Sunday, May 24, 2015

I'm Amazing

I headed out yesterday on my 2nd attempt to conquer 60 miles.  I was riding with a girlfriend of mine that I just met  a while ago.  About a quarter of the way through the ride she came up behind me and said, "Man, you are a rockstar, you're amazing."  I said thanks and humbly brushed it aside.  It's not the first time I have heard it.  My husband is the most supportive man I know.  I hear daily especially during this IRONMAN training time that I am amazing.  With every utterance of it I tend to brush it aside.  Not in an arrogant way, but more in a "no I'm really not kind of way."  I don't see myself as amazing.  Driven, yes.  Strong, yes. A wee bit crazy, yep, but AMAZING?...........not really.  There are far superior beings that have done amazing and world changing things.  I'm just me doing my thing.  Conquering my 60.  How natural it is to be self deprecating.


Well, it happened this week, a conversation that was pivotal, eye opening and life changing.  My Lily has had a hard few months.  There has been so much change, she has been asked to leave friends and make friends, move in with her sister, start a new school, take a hiatus from her beloved swim lessons and a host of other changes, like adjust to a new Mac n Cheese when the store was out of her favorite.  For some, those things are easy to brush off, but not for Lily.  And lets face it, getting her to be able to communicate the why's for her behavior is tough...she's 4.  But this week was different.

We had had a rough morning.  One of those mornings where nothing was working right and she just couldn't get on task at all.  She was frustrated.....I was frustrated.  So we got in the car headed towards the zoo and I asked her like I always do, "Lily, what's going on honey?  Is something bothering you?" She waited and then the floodgates opened, "Mommy, you are better than me at everything, I can't ever remember to do things right, I don't eat my dinner, I don't know how to cook.  You are so fast in the pool and you can ride your bike bigger than me.  I don't know how to make my bed and I always get angry.  I miss my friends and I miss our rec center.  When will I be big like you and know how to do stuff?"

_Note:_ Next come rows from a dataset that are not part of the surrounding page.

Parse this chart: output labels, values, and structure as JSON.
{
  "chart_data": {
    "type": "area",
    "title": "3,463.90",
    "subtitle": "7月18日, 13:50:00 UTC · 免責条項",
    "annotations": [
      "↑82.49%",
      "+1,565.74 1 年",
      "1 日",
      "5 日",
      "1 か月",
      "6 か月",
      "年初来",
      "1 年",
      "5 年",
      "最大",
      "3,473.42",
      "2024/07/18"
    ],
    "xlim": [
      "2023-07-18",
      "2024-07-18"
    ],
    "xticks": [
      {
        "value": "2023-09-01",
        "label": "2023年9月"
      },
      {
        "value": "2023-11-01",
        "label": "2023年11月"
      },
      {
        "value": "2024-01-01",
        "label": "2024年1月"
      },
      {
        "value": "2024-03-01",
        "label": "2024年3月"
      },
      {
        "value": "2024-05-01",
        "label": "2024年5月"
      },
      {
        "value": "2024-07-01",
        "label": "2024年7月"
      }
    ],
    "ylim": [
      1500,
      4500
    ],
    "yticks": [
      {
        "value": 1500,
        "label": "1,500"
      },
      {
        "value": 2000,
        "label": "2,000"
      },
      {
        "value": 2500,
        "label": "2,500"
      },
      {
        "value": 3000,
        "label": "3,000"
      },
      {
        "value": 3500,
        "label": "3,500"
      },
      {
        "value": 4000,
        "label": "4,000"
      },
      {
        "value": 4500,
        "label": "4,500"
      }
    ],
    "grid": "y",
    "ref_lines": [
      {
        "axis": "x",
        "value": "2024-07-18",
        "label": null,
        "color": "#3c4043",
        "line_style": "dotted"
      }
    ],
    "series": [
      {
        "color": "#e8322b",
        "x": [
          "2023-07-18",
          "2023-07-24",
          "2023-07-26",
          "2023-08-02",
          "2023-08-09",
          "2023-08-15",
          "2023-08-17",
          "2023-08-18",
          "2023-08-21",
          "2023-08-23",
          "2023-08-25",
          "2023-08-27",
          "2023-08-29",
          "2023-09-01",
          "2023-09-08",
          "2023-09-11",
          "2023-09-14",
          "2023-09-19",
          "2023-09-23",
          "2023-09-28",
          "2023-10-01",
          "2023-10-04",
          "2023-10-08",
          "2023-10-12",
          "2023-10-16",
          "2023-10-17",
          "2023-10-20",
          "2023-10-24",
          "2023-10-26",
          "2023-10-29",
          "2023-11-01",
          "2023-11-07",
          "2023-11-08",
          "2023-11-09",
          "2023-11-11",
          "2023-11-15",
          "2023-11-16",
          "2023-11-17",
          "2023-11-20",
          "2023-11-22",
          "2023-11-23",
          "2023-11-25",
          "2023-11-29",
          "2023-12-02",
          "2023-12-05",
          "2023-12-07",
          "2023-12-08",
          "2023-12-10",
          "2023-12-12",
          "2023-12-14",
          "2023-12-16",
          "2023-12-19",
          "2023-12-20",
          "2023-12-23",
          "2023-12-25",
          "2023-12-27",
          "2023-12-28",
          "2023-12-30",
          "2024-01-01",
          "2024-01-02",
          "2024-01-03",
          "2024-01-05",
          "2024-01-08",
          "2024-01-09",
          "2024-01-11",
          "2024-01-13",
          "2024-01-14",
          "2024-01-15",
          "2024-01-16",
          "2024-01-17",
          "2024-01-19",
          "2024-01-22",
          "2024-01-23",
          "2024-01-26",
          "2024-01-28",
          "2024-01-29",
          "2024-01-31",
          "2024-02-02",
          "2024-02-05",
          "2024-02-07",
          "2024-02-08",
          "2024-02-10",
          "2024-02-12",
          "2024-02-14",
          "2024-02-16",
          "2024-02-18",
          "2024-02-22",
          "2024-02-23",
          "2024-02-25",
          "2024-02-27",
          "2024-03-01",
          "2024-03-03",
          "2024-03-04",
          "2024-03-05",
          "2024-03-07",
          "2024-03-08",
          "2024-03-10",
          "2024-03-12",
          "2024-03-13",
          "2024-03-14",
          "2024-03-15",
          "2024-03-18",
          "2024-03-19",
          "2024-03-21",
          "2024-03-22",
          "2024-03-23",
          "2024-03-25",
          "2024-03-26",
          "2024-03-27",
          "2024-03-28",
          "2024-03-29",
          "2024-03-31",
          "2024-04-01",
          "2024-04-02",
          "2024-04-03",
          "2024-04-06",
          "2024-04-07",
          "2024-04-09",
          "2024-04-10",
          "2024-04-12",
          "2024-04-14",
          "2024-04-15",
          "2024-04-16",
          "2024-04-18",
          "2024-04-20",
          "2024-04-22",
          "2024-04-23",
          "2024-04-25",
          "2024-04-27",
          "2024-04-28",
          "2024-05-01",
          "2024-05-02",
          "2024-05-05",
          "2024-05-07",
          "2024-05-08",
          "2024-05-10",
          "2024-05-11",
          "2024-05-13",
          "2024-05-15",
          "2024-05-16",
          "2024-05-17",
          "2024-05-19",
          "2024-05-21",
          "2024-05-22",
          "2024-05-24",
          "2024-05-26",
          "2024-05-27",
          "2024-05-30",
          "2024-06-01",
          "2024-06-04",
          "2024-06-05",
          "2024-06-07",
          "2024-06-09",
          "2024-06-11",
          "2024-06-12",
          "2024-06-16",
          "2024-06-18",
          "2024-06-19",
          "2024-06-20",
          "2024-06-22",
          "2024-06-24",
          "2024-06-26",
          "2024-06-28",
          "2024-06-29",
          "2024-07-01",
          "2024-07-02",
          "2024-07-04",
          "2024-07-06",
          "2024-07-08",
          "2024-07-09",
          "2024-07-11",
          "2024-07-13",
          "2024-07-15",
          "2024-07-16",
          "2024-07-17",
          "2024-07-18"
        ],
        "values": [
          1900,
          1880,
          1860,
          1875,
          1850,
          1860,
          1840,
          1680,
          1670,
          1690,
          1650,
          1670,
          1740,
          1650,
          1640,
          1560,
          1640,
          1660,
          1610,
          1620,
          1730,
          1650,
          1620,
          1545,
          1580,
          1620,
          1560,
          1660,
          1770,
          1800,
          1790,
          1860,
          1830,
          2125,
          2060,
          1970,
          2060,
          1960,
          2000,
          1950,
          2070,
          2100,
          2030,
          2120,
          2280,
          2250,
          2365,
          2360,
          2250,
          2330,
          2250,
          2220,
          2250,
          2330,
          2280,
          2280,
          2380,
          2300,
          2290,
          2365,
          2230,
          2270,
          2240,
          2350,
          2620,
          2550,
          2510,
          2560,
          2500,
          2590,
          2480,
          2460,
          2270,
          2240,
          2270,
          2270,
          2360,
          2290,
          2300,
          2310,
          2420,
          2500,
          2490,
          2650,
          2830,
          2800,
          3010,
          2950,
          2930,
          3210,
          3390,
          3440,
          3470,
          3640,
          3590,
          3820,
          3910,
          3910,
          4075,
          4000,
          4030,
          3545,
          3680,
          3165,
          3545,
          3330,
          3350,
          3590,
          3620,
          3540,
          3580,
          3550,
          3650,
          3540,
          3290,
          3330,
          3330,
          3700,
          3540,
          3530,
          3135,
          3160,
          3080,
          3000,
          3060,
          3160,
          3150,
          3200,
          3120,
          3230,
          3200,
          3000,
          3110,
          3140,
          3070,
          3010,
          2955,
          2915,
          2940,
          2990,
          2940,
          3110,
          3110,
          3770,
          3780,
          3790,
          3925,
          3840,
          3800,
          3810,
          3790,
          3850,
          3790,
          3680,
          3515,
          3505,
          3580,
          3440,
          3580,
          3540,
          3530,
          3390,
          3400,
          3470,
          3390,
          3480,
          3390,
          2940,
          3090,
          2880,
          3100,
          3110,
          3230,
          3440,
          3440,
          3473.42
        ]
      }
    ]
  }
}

I have to admit I smiled a little bit.  Haven't we all been there.

It's different being a girl though.  Its hard out there and our culture and sinful world are constantly berating our ladies and bringing to light "inadequacies."  Everything in our world tends to scream at us "you are not enough!" "Be better, be brighter, be thinner, be prettier, be smarter!"  "You are not enough, be AMAZING!"

We learn at a very early age to take a compliment and brush it to the side. We learn to be self deprecating.  We learn to look at ourselves through glasses half empty instead of glasses half full.




I turned to Lily with new eyes and told her that she was amazing, not because of what she could do, but because she, Lily Grace, is amazing!  I told her that I wouldn't want her to be anyone else, because she's Lily and the perfect person to be her.  I told her that she is going to do great things, not because there is some standard to meet, but because she just is.  Amazing is baked right into her.


And then I realized something, I'm amazing too.  I am.  And instead of brushing that compliment to the side or downplaying it, I'm going to start embracing it and seeing myself through glasses half full.  I'm amazing because I am a child of God.  I am amazing because I can do great things.  I am amazing because I won't quit.  I am amazing because I am me, Bethany Longmire, and no one can be me better.

I am Amazing......

and in case no one has said it.......You are too!